Struggling with mental imbalances, whatever they may be, is a path of learning, consistency, patience, and devotion. Learning of methods and techniques, consistency in the practice of what has been learned, patience to wait for results, and devotion, deep devotion, towards life.
Waiting is anything but easy.
Waiting, too, is worth it.
The goal will keep getting closer, and our legs will continue to get stronger. As long as we maintain the cadence, a steady breath and pulse, and our eyes looking forward, the pain of the beginning will recede, and our own redemption will appear on the horizon. The redemption we need for whatever guilt we feel, and for whatever accusation we have shouted at ourselves in front of the mirror. This is not a path to perfection, nor a route in which we can free ourselves of accountability. It is, however, a journey towards clearer days, with lighter loads on our shoulders and, if fortune so wishes, more smiles than tears. You just have to keep up, without rushing to get there earlier.

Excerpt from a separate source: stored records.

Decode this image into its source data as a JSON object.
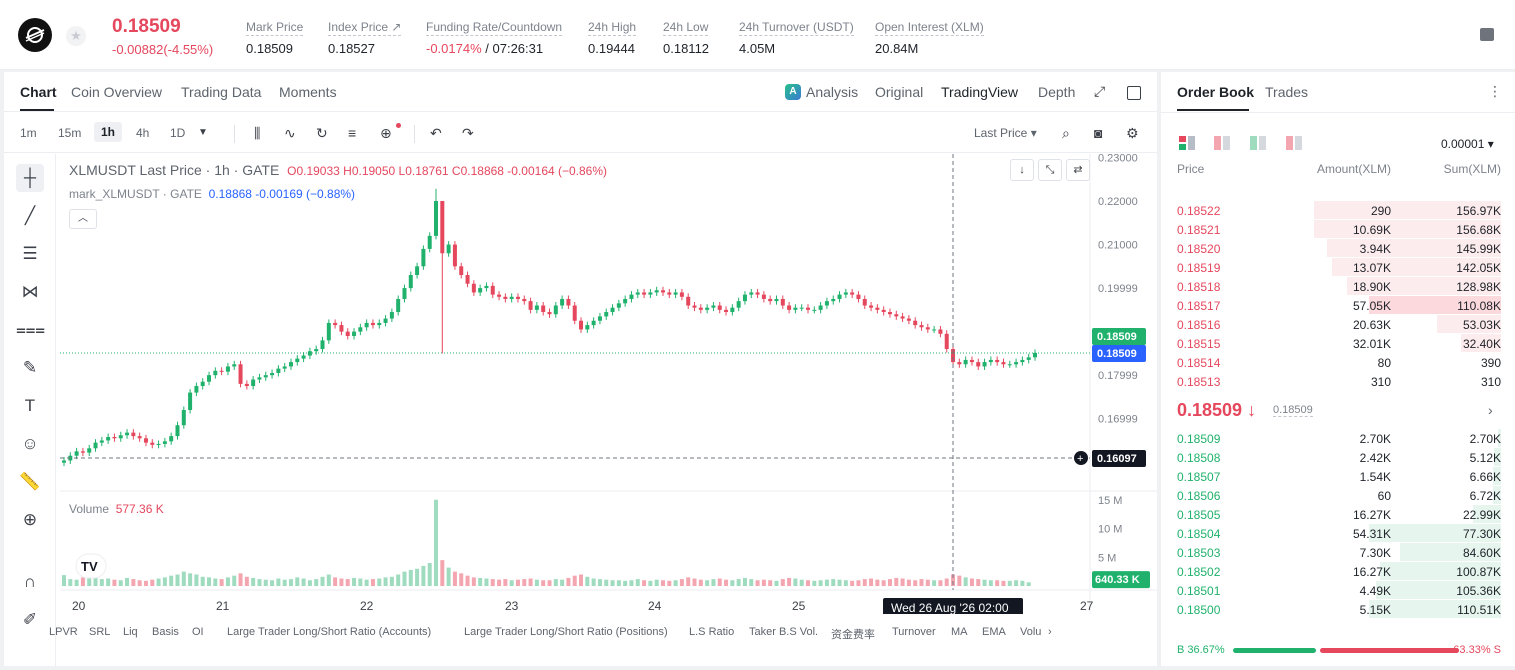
{
  "ticker": {
    "last_price": "0.18509",
    "change": "-0.00882(-4.55%)",
    "stats": [
      {
        "label": "Mark Price",
        "value": "0.18509"
      },
      {
        "label": "Index Price ↗",
        "value": "0.18527"
      },
      {
        "label": "Funding Rate/Countdown",
        "value_neg": "-0.0174%",
        "value": " / 07:26:31"
      },
      {
        "label": "24h High",
        "value": "0.19444"
      },
      {
        "label": "24h Low",
        "value": "0.18112"
      },
      {
        "label": "24h Turnover (USDT)",
        "value": "4.05M"
      },
      {
        "label": "Open Interest (XLM)",
        "value": "20.84M"
      }
    ]
  },
  "chart_tabs": [
    "Chart",
    "Coin Overview",
    "Trading Data",
    "Moments"
  ],
  "view_modes": [
    "Analysis",
    "Original",
    "TradingView",
    "Depth"
  ],
  "intervals": [
    "1m",
    "15m",
    "1h",
    "4h",
    "1D"
  ],
  "price_type": "Last Price",
  "legend": {
    "main": "XLMUSDT Last Price · 1h · GATE",
    "ohlc": "O0.19033  H0.19050  L0.18761  C0.18868  -0.00164 (−0.86%)",
    "mark_label": "mark_XLMUSDT · GATE",
    "mark_values": "0.18868  -0.00169 (−0.88%)",
    "volume_label": "Volume",
    "volume_value": "577.36 K"
  },
  "crosshair": {
    "price": "0.16097",
    "time": "Wed 26 Aug '26   02:00"
  },
  "indicators": [
    "LPVR",
    "SRL",
    "Liq",
    "Basis",
    "OI",
    "Large Trader Long/Short Ratio (Accounts)",
    "Large Trader Long/Short Ratio (Positions)",
    "L.S Ratio",
    "Taker B.S Vol.",
    "资金费率",
    "Turnover",
    "MA",
    "EMA",
    "Volu"
  ],
  "chart_data": {
    "type": "candlestick",
    "title": "XLMUSDT Last Price · 1h · GATE",
    "x_ticks": [
      "20",
      "21",
      "22",
      "23",
      "24",
      "25",
      "27"
    ],
    "y_ticks": [
      "0.23000",
      "0.22000",
      "0.21000",
      "0.19999",
      "0.17999",
      "0.16999"
    ],
    "y_range": [
      0.155,
      0.2308
    ],
    "volume_ticks": [
      "15 M",
      "10 M",
      "5 M"
    ],
    "volume_range": [
      0,
      16
    ],
    "last_price_label": "0.18509",
    "mark_price_label": "0.18509",
    "current_volume_label": "640.33 K",
    "closes": [
      0.1604,
      0.1615,
      0.1625,
      0.1622,
      0.1632,
      0.1645,
      0.165,
      0.1658,
      0.1655,
      0.1662,
      0.1668,
      0.166,
      0.1655,
      0.1645,
      0.164,
      0.1642,
      0.1648,
      0.166,
      0.1685,
      0.172,
      0.176,
      0.1775,
      0.1785,
      0.18,
      0.181,
      0.1808,
      0.182,
      0.1825,
      0.178,
      0.1775,
      0.179,
      0.1795,
      0.18,
      0.1805,
      0.1815,
      0.182,
      0.183,
      0.1838,
      0.1845,
      0.1855,
      0.186,
      0.188,
      0.192,
      0.1915,
      0.19,
      0.189,
      0.19,
      0.191,
      0.192,
      0.1915,
      0.192,
      0.193,
      0.1945,
      0.1975,
      0.2,
      0.203,
      0.205,
      0.209,
      0.212,
      0.22,
      0.208,
      0.21,
      0.205,
      0.203,
      0.201,
      0.199,
      0.2,
      0.2005,
      0.1985,
      0.198,
      0.1975,
      0.198,
      0.1975,
      0.197,
      0.195,
      0.196,
      0.1945,
      0.194,
      0.196,
      0.1975,
      0.196,
      0.1925,
      0.1905,
      0.1915,
      0.1925,
      0.1935,
      0.1945,
      0.1955,
      0.1965,
      0.1975,
      0.1985,
      0.199,
      0.1985,
      0.199,
      0.1995,
      0.199,
      0.1985,
      0.199,
      0.198,
      0.196,
      0.1955,
      0.195,
      0.1955,
      0.196,
      0.195,
      0.1945,
      0.1955,
      0.197,
      0.1985,
      0.199,
      0.1985,
      0.1975,
      0.197,
      0.1975,
      0.196,
      0.195,
      0.1955,
      0.1955,
      0.195,
      0.195,
      0.196,
      0.197,
      0.1975,
      0.1985,
      0.199,
      0.1985,
      0.1975,
      0.196,
      0.1955,
      0.195,
      0.1945,
      0.194,
      0.1935,
      0.193,
      0.1925,
      0.1915,
      0.191,
      0.1905,
      0.1905,
      0.1895,
      0.186,
      0.183,
      0.1825,
      0.1835,
      0.183,
      0.182,
      0.183,
      0.1835,
      0.183,
      0.1825,
      0.1825,
      0.183,
      0.1835,
      0.1841,
      0.1851
    ],
    "volumes": [
      1.9,
      1.2,
      1.1,
      1.5,
      1.4,
      1.6,
      1.2,
      1.3,
      1.1,
      1.0,
      1.4,
      1.2,
      1.0,
      0.9,
      1.1,
      1.3,
      1.5,
      1.8,
      2.0,
      2.5,
      2.2,
      2.0,
      1.6,
      1.5,
      1.3,
      1.2,
      1.5,
      1.8,
      2.2,
      1.6,
      1.4,
      1.2,
      1.1,
      1.0,
      1.3,
      1.1,
      1.2,
      1.5,
      1.3,
      1.0,
      1.2,
      1.6,
      2.0,
      1.5,
      1.3,
      1.2,
      1.4,
      1.3,
      1.1,
      1.2,
      1.3,
      1.5,
      1.6,
      2.0,
      2.5,
      2.8,
      3.0,
      3.5,
      4.0,
      15.0,
      4.5,
      3.2,
      2.5,
      2.2,
      1.8,
      1.5,
      1.4,
      1.3,
      1.2,
      1.1,
      1.2,
      1.0,
      1.1,
      1.2,
      1.3,
      1.1,
      1.0,
      1.0,
      1.2,
      1.1,
      1.4,
      1.8,
      2.0,
      1.6,
      1.3,
      1.2,
      1.1,
      1.0,
      1.0,
      0.9,
      1.0,
      1.2,
      1.0,
      0.9,
      1.1,
      1.0,
      0.9,
      1.0,
      1.2,
      1.5,
      1.3,
      1.1,
      1.0,
      1.2,
      1.3,
      1.1,
      1.0,
      1.2,
      1.4,
      1.2,
      1.0,
      1.1,
      1.0,
      0.9,
      1.2,
      1.4,
      1.3,
      1.1,
      1.0,
      0.9,
      1.0,
      1.1,
      1.2,
      1.1,
      1.0,
      0.9,
      1.0,
      1.2,
      1.3,
      1.1,
      1.0,
      1.2,
      1.4,
      1.3,
      1.1,
      1.0,
      1.2,
      1.1,
      1.0,
      1.0,
      1.3,
      2.0,
      1.8,
      1.5,
      1.3,
      1.2,
      1.1,
      1.0,
      1.0,
      0.9,
      0.9,
      1.0,
      0.9,
      0.64
    ]
  },
  "order_book": {
    "tabs": [
      "Order Book",
      "Trades"
    ],
    "precision": "0.00001",
    "headers": {
      "price": "Price",
      "amount": "Amount(XLM)",
      "sum": "Sum(XLM)"
    },
    "asks": [
      {
        "price": "0.18522",
        "amount": "290",
        "sum": "156.97K",
        "depth": 0.85
      },
      {
        "price": "0.18521",
        "amount": "10.69K",
        "sum": "156.68K",
        "depth": 0.85
      },
      {
        "price": "0.18520",
        "amount": "3.94K",
        "sum": "145.99K",
        "depth": 0.79
      },
      {
        "price": "0.18519",
        "amount": "13.07K",
        "sum": "142.05K",
        "depth": 0.77
      },
      {
        "price": "0.18518",
        "amount": "18.90K",
        "sum": "128.98K",
        "depth": 0.7
      },
      {
        "price": "0.18517",
        "amount": "57.05K",
        "sum": "110.08K",
        "depth": 0.6
      },
      {
        "price": "0.18516",
        "amount": "20.63K",
        "sum": "53.03K",
        "depth": 0.29
      },
      {
        "price": "0.18515",
        "amount": "32.01K",
        "sum": "32.40K",
        "depth": 0.18
      },
      {
        "price": "0.18514",
        "amount": "80",
        "sum": "390",
        "depth": 0.0
      },
      {
        "price": "0.18513",
        "amount": "310",
        "sum": "310",
        "depth": 0.0
      }
    ],
    "mid_price": "0.18509 ↓",
    "mid_mark": "0.18509",
    "bids": [
      {
        "price": "0.18509",
        "amount": "2.70K",
        "sum": "2.70K",
        "depth": 0.015
      },
      {
        "price": "0.18508",
        "amount": "2.42K",
        "sum": "5.12K",
        "depth": 0.03
      },
      {
        "price": "0.18507",
        "amount": "1.54K",
        "sum": "6.66K",
        "depth": 0.036
      },
      {
        "price": "0.18506",
        "amount": "60",
        "sum": "6.72K",
        "depth": 0.036
      },
      {
        "price": "0.18505",
        "amount": "16.27K",
        "sum": "22.99K",
        "depth": 0.125
      },
      {
        "price": "0.18504",
        "amount": "54.31K",
        "sum": "77.30K",
        "depth": 0.6
      },
      {
        "price": "0.18503",
        "amount": "7.30K",
        "sum": "84.60K",
        "depth": 0.46
      },
      {
        "price": "0.18502",
        "amount": "16.27K",
        "sum": "100.87K",
        "depth": 0.55
      },
      {
        "price": "0.18501",
        "amount": "4.49K",
        "sum": "105.36K",
        "depth": 0.57
      },
      {
        "price": "0.18500",
        "amount": "5.15K",
        "sum": "110.51K",
        "depth": 0.6
      }
    ],
    "buy_ratio": "B 36.67%",
    "sell_ratio": "63.33% S",
    "buy_fraction": 0.3667
  },
  "colors": {
    "up": "#20b26c",
    "down": "#e5475d",
    "accent_blue": "#2962ff"
  }
}
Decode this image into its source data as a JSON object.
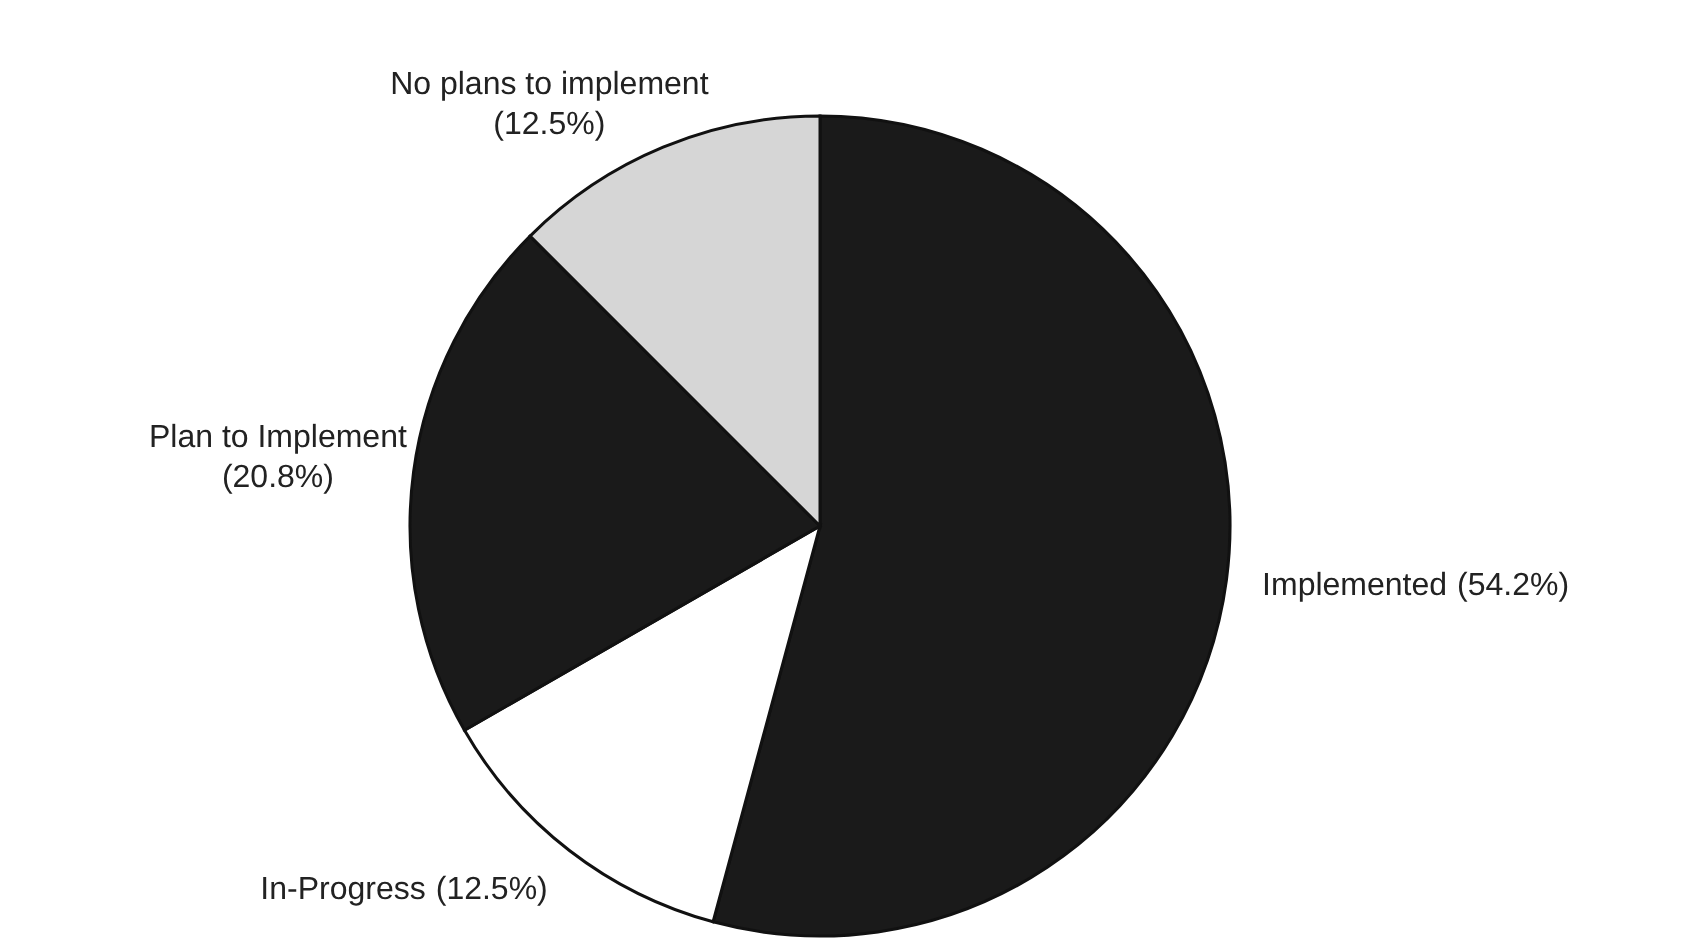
{
  "chart_data": {
    "type": "pie",
    "categories": [
      "Implemented",
      "In-Progress",
      "Plan to Implement",
      "No plans to implement"
    ],
    "values": [
      54.2,
      12.5,
      20.8,
      12.5
    ],
    "value_labels": [
      "(54.2%)",
      "(12.5%)",
      "(20.8%)",
      "(12.5%)"
    ],
    "colors": [
      "#1a1a1a",
      "#ffffff",
      "#1a1a1a",
      "#d6d6d6"
    ]
  }
}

Patience and perseverance are sisters who do not always walk together. Take them both by their hands, and let them guide you to the goal you have set for yourself.
With a bit of luck, even the wind will join you on the road, caressing your backs.
* Oscar Fingal O'Flahertie Wills Wilde (16 October 1854 – 30 November 1900) was an Irish poet and playwright. After writing in different forms throughout the 1880s, he became one of the most popular playwrights in London in the early 1890s.